A Behind-the-Scenes Look at Drug Price Markups


New England Journal of Medicine study provides a breakdown of how hospitals—especially those that qualify for discounts under the federal 340B Drug Pricing Program—are able to make a profit off insurer pharmaceutical expenditures.

Image Credit: Adobe Stock Images/MaxZolotukhin.com

Image Credit: Adobe Stock Images/MaxZolotukhin.com

One major component of Pharmaceutical Commerce’s coverage revolves around drug pricing in the pharma industry. With drug prices in the United States reportedly being higher than any other nation, it opens the floodgates up to affordability issues that can hinder patients’ access to medication.

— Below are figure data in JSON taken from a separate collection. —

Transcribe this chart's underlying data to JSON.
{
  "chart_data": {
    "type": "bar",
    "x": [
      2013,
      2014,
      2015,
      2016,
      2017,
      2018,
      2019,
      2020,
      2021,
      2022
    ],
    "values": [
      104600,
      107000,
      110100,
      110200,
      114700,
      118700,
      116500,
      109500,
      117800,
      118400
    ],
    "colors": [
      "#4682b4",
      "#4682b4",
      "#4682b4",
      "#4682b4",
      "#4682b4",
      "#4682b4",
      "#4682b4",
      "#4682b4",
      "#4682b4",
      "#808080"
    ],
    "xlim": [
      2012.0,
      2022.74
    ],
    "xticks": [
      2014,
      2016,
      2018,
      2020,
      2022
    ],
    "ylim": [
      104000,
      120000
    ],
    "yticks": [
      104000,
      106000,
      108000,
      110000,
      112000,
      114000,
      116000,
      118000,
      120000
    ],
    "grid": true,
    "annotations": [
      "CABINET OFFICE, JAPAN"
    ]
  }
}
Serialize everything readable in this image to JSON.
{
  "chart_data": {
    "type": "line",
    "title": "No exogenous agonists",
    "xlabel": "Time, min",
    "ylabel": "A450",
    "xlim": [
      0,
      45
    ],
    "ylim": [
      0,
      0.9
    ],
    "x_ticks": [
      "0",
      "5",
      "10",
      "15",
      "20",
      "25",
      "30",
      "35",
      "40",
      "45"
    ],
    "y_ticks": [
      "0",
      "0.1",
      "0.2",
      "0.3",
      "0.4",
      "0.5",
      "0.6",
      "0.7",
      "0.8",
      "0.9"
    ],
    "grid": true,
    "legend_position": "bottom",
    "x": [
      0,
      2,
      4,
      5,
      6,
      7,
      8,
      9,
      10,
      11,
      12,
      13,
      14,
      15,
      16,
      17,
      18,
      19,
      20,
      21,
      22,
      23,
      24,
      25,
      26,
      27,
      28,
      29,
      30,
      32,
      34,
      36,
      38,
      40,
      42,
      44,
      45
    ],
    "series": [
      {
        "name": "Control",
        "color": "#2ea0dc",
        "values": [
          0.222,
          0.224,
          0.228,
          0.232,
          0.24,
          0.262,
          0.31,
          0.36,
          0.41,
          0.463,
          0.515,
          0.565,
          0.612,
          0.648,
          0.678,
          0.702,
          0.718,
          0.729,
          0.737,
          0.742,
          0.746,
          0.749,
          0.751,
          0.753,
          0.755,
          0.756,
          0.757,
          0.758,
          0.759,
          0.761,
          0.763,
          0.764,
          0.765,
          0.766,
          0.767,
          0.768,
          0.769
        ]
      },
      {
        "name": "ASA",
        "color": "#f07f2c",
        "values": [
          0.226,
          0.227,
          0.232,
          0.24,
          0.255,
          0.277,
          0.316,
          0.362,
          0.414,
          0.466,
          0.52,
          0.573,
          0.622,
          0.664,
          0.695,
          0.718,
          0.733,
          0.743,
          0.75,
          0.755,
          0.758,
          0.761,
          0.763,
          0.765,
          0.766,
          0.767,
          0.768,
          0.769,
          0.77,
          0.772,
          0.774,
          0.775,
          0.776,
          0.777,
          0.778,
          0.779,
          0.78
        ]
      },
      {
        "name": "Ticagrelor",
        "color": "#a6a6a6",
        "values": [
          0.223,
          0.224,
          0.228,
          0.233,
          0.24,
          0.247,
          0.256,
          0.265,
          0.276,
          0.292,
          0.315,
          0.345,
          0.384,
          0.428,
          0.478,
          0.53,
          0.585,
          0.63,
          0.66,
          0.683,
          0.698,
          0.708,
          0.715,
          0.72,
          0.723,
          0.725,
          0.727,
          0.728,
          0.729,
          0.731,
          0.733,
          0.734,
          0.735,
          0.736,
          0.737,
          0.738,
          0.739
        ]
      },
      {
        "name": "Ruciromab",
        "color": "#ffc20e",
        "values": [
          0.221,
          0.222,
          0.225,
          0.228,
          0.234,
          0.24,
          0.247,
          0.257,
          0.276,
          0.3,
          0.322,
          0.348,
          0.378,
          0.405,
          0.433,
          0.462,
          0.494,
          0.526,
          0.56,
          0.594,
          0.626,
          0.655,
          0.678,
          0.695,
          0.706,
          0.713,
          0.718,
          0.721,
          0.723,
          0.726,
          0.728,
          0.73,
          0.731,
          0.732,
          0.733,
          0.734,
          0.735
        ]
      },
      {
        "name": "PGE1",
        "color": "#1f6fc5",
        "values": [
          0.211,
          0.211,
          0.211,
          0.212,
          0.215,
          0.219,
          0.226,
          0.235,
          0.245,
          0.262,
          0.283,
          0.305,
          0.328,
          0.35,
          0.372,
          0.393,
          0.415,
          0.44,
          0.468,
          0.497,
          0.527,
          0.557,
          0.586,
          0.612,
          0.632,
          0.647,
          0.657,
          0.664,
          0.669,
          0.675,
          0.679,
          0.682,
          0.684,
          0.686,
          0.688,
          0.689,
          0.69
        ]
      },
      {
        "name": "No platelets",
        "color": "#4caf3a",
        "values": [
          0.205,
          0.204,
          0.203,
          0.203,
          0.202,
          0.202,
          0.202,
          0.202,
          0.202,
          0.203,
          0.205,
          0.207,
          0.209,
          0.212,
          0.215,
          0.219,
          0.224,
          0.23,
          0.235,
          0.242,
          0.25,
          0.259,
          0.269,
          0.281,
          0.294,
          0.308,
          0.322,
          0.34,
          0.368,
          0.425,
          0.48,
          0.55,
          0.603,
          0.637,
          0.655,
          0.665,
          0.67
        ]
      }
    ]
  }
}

A study published in The New England Journal of Medicine (NEJM)1 sought to explore these challenges—including how hospitals impose price markups—by using deidentified patient data from the 2020-2021 from Blue Cross Blue Shield (BCBS) Axis, which is a data warehouse containing claims of about 50 million people nationwide. Claims were narrowed down to include people 18-64 years of age who were either covered by employment-based or individually purchased insurance, but this does not include any claims from patients who were covered by Medicaid or Medicare managed-care plans.

Investigators decided to focus on a total of 57 products representing the priciest physician-administered drugs, considering volume of prescriptions and unit prices in the process. These were pulled from a list that had been set aside by a large insurer for the pursuit of “cost-reduction strategies.” The breakdown was as follows:

  • Thirty-six infused drugs that treat oncologic conditions
  • Eleven for blood-cell deficiency disorders
  • Ten for inflammatory conditions

Unlike patient-administered medications, infused drugs, which are administered by physicians, are directly sold by wholesalers and manufacturers to group purchasing organizations, hospitals, and physician practices. The former, the purchasing organizations, often negotiate discounts with manufacturers, and in this particular study, the reflected prices represent the amount that the insurer paid, and what the physician practice or hospital collected.

The study authors noted that there are usually two kinds of prices that are charged for these infused medications, both of which are distributed to physician practices and hospitals. First, providers buy the drugs from said wholesalers and manufacturers for an “acquisition price,” an amount that was estimated by a Centers for Medicare and Medicaid Services (CMS) Medicare Part B calculation that determines average sales price because it was not reflected on the insurance claim. In order to make a profit, providers often charge a high reimbursement price to the patient’s insurer. The provider organization makes revenue as a result of the difference between the reimbursement and acquisition price. CMS pays hospitals/physician practices the value of the average sales price, plus an additional 6% margin that covers inventory and handling costs; this rate is the same for the same drug.

The investigators noted that with Medicaid’s 340B Drug Pricing Program, which requires manufacturers to sell certain outpatient drugs to clinics so that patients can have access to these expensive drugs, approximately one-third of hospitals and outpatient departments are eligible for discounts on the acquisition price they pay. According to a CMS estimate cited by the authors, the acquisition prices that are paid to these drug manufacturers by hospitals qualify for 340B discounts equal to 65% of the average sales price, so for the sake of consistency, the investigators used a value of 0.65 times the average sales price (view Table 1 below). They then computed the ratio of the reimbursement price to the acquisition price for each drug, which was measured as the median markup (and interquartile range) across hospitals eligible for 340B discounts, along with noneligible hospitals, and physician practices.

Table Credit: The New England Journal of Medicine's "Hospital Prices for Physician-Administered Drugs for Patients with Private Insurance"

Table Credit: The New England Journal of Medicine's "Hospital Prices for Physician-Administered Drugs for Patients with Private Insurance"

This was calculated for 404,443 US patients who had a total of 4,727,189 drug-infusion visits. Results indicated that:

  • Median price markup for 340B discount-eligible hospitals was 3.08, with an interquartile range of 1.87 to 6.38.
  • Price markups 340B discount qualified hospitals were 6.59 times (95% confidence interval [CI], 6.02 to 7.16), which is as high as those in independent physician practices.
  • Price markups at noneligible hospitals were 4.34 times (95% CI, 3.77 to 4.90) as high as those in physician practices.
  • In terms of profits, hospitals that qualified for 340B discounts kept 64.3% of insurer drug expenditures, while hospitals that were not eligible for 340B discounts retained 44.8%. Independent physician practices kept 19.1%.

Given these results, the authors concluded that “this study showed that hospitals imposed large price markups and retained a substantial share of total insurer spending on physician-administered drugs for patients with private insurance. The effects were especially large for hospitals eligible for discounts under the federal 340B Drug Pricing Program on acquisition costs paid to manufacturers.”


1. Robinson JC, Whaley C, Dhruva SS. Hospital Prices for Physician-Administered Drugs for Patients with Private Insurance. N Engl J Med. January 25, 2024.